Comments (8)
The error message may indeed be misleading (perhaps we should just say that the tree does not define full-rank metric distance matrices?). We do not use the tree as such but it will be translated to phylogenetic distance matrix (function ape::vcv
). However, your phylogenetic distance matrix is such that we cannot use it in Hmsc. We should be able to invert the matrix, and that fails. I think the assumption in the error message was that ultrametric trees give metric distances that can be inverted, and the error message just replaces an older one (Error in chol.default ... the leading minor of order 4 is not positive definite
– we thought that is less useful a message than the one we have now). However, I can also imagine cases where this error appears in basically metric distances, for instance, if you have identical taxa. We do not have your phylogenetic tree so we do not know what is the case here. If you send the Newick tree (privately, we do not need taxon names), I can have a look at the issue.

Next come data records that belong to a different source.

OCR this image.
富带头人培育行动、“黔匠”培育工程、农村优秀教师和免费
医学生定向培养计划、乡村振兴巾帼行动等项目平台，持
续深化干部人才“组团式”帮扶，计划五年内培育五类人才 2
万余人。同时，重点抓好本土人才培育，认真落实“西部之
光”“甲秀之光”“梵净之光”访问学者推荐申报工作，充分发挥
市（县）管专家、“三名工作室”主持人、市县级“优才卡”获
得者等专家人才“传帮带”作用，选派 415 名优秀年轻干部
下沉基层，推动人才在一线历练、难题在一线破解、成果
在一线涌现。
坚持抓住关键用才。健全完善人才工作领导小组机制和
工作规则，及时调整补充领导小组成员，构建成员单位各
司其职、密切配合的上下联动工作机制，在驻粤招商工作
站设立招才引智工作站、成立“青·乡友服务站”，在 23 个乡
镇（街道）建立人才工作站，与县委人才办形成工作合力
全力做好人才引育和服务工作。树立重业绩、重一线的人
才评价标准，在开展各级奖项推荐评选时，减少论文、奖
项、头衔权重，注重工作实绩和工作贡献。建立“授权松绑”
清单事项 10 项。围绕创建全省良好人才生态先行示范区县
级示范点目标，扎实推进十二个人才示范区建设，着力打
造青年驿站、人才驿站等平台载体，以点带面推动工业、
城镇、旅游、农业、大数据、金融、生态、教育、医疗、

If you get down to computeDataParameters()
function, the tree was technically OK. If there was some technical problem with tree construction, you would have got the error much earlier (in Hmsc()
model definition).
from hmsc.
Thank you Jari for the prompt response. I've emailed you my Newick tree.
I don't think it's a technical problem with the tree construction since I don't get an error earlier.
-Sara
from hmsc.
Sara, thanks for the Newick tree. It was a large one with 1440 taxa. However, when I tried with that tree, ape told that is not ultrametric:
> library(ape)
> tre <- read.tree("Fryxell_1440_tree.tre")
## NOT ultrametric
> is.ultrametric(tre)
[1] FALSE
## try with phylogenetic correlations similarly as in Hmsc
> phylcor <- vcv(tre)
## phylcor need to be inverted, and for that its determinant should be >0
> det(phylcor)
[1] 0
## Finally check the rank
> attr(chol(phylcor, pivot=TRUE), "rank")
[1] 1400
Warning message:
In chol.default(phylcor, pivot = TRUE) :
the matrix is either rank-deficient or indefinite
## dim is 1440, and rank 1400
> dim(phylcor)
[1] 1440 1440
This looks like several taxa are "identical" or near identical. I don't know how to handle this, but we cannot use that phylogeny. At least the following 40 taxa are duplicates of some previous ones:
> which(duplicated(phylcor))
'BOLD:ABZ7767' 'BOLD:AAA4393' 'BOLD:AAA3933' 'BOLD:AAB8468' 'BOLD:AAA7565'
2 3 4 10 25
'BOLD:AAB4054' 'BOLD:ACE4385' 'BOLD:ACE4734' 'BOLD:ACE7664' 'BOLD:ABY4439'
34 63 75 84 90
'BOLD:AAA8814' 'BOLD:AAB5993' 'BOLD:AAA8386' 'BOLD:AAB6246' 'BOLD:ACE7380'
111 112 151 152 153
'BOLD:ACF1624' 'BOLD:AAB6095' 'BOLD:ACF4111' 'BOLD:AAB4640' 'BOLD:AAC5412'
161 188 194 196 197
'BOLD:AAD7518' 'BOLD:AAA9420' 'BOLD:AAB0268' 'BOLD:ABY9168' 'BOLD:AAI9560'
216 246 259 270 277
'BOLD:ACF0609' 'BOLD:AAB7992' 'BOLD:ABZ7431' 'BOLD:AAB2296' 'BOLD:AAB0890'
294 295 320 321 322
'BOLD:AAB0754' 'BOLD:AAA7669' 'BOLD:ABY7901' 'BOLD:ACE9386' 'BOLD:AAU8534'
323 338 339 424 543
'BOLD:ACF3126' 'BOLD:ADJ1669' 'BOLD:ADI7158' 'BOLD:ABA9093' 'BOLD:ACL7379'
775 781 798 940 975
Without these duplicates, there are no numerical problems.
from hmsc.
Hi Jari,
Thanks for the reply. Apologies I forgot to mention that I tried converting my tree to 'ultrametric' using these suggestions (1, 2) but still had the original error I shared (after checking that the tree is considered ultrametric).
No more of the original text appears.